Sunday, December 7, 2014

A DISTURBANCE IN THE AIR by MICHELLE POULOS

BILL SCALIA Reviews

A Disturbance in the Air by Michelle Poulos
(Slapering Hol Press / The Hudson Valley Writers Center, Sleepy Hollow, N.Y., 2012)

The sixteen poems in Poulos’ chapbook take the reader from New Orleans (twice), to Greece, to unnamed but certainly exotic lands, as well as to a high school football game and to “an ordinary house with emerald trim.”  The unifying theme to the work might be thought of as a search for empathetic authenticity; the poet exhibits a marvelous sensitivity to the conditions of others, most notably on the fringes of “conventional” society, and describes her relation to them, often in terms of satisfying a desire.  Desire is a powerful, driving force that seeks a target, one that desire itself doesn’t always define clearly. Poulos’ chief accomplishment in this work is how she redefines, in each poem, not the meaning of desire, but desire’s scope, power to distort reason (though reason and desire are not necessarily oppositional), empathy, joy, and pain – in short, a kind of ontology of desire’s effects on a person in search of what Levinas terms “the Other.”

The poems work best when those feelings of desire are evoked through Populos’ wonderfully detailed eye for the ephemera of experience; that is to say, not the most obvious fact of an observation, but the shading that brings that brings the fact into the foreground, a little like hearing the echo of a sound without hearing the sound.  For example, in the wonderful poem “Sirocco,” the simple declaratives “Every injury’s a black fruit that turns, like devotion, to the sea,” a keen vineyard observation and also a felix culpa  assertion of fact; or “Even here  / love tenses against disappointment,” in which the word tenses (a tense itself of a tense that is, in a sense, tense-less) captures in the creation of a verb an inexpressible relation; or in “The Angel of Broken Instruments,” “We are always more than we believe,” which the poet leaves us to read as either assertion or negation; the line itself by necessity invokes the participation of the reader. 

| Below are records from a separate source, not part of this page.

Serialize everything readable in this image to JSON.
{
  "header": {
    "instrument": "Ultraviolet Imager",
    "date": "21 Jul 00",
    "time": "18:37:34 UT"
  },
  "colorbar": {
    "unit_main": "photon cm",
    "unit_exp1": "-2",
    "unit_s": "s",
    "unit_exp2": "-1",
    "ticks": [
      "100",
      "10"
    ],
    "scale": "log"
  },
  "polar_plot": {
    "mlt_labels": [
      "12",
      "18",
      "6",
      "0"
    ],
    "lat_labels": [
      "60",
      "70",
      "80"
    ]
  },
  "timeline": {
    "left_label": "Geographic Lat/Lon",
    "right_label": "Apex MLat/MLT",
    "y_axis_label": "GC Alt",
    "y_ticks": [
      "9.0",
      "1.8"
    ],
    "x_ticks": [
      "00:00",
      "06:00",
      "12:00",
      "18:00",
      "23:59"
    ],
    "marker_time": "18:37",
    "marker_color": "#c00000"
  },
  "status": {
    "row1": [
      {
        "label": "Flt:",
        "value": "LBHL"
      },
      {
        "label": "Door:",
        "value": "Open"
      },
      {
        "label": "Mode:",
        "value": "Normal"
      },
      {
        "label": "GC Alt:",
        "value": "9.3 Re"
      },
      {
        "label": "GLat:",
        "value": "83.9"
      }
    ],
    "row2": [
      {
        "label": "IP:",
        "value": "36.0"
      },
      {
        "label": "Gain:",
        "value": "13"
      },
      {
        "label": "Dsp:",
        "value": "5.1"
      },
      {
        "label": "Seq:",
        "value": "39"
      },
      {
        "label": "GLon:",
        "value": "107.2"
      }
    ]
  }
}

But, I find myself wanting more of poems like “Herzog Screened at the Rave”: “Nothing better than dropping two tabs of acid / painted with the purple face of Jesus . . .”  The tension in these two images of seeking fulfillment, expressed in the language of sacramentality – LSD as communion at the church of the rave – is in keeping with one of the book’s larger themes (the search for authentic experience as an answer to desire), but in the poem, these two approaches (chemical, hyper-physical vs spiritual meditative) don’t develop (I am sure I am at fault here because I so wanted to see this happen, that I had this expectation of the early promise of the poem).  In the best poem of the book, the closing poem “The White Rabbit,” Poulos gives us this line, referring to the rabbit: “It sits so terribly still.”  The adverb terribly is the perfect choice, the only choice for that line, considering the connotations of the term (causing terror; to an extreme degree).  But, in the next verse, “the possibility presents itself / that the animal is stuffed” seems pitch-poor and over-written.  The passive voice is not necessary (the rabbit in the awareness of the speaker is already assured), and given Poulos’ word skills, “the animal is stuffed” begs for a sharper image.  But these are comparatively minor concerns, as they occur infrequently.  Poulos sets a high bar of expectation in the extraordinary opening poem “The Angel of Broken Instruments”: “I was banished to the basement, / where for hours I’d spin myself / on a stool with clawed feet clutching / three amber glass spheres, the harp tinkling / each time a moth grazed its strings,” such that I am impelled to seek more (the moth reappears in the book, as a plane, “the thin black cross under each wing shrouding her / like night’s ragged shawl” in “When the Wind Falls,” and the scissors, “metal blades hiss over his head” in “Assimilations of 1918, with Scissors”). 

In the end, though, Poulos achieves reconciliation.  The Angel of the opening poem, self-manufactured from pieces of discarded musical instruments (we might say a postmodern “muse”), finds an authentic, empathetic act in the book’s last poem, in which the speaker encounters a frightened white rabbit, and concludes, “Let me take you back through the fields, / you who never turned from me, / who held violets in your mouth.”  Even if we discount the fertility imagery (and the spiritual component), it is clear that Poulos is both the poet and the rabbit, unified at the end in an act of empathetic liberation.

*****

Bill Scalia holds a PhD in American Literature from Louisiana State University.  His most recent essays include “Toward a Semiotics of Poetry and Film: Meaning-Making and Extra-Linguistic Signification” (in Literature / Film Quarterly) and “Bergman’s Trilogy of Faith and Persona: Faith and Visual Narrative” in the anthology Faith and Spirituality in Masters of World Cinema (Cambridge Scholars Press, 2008).  Bill teaches writing and literature at St Mary’s Seminary and University in Baltimore, MD.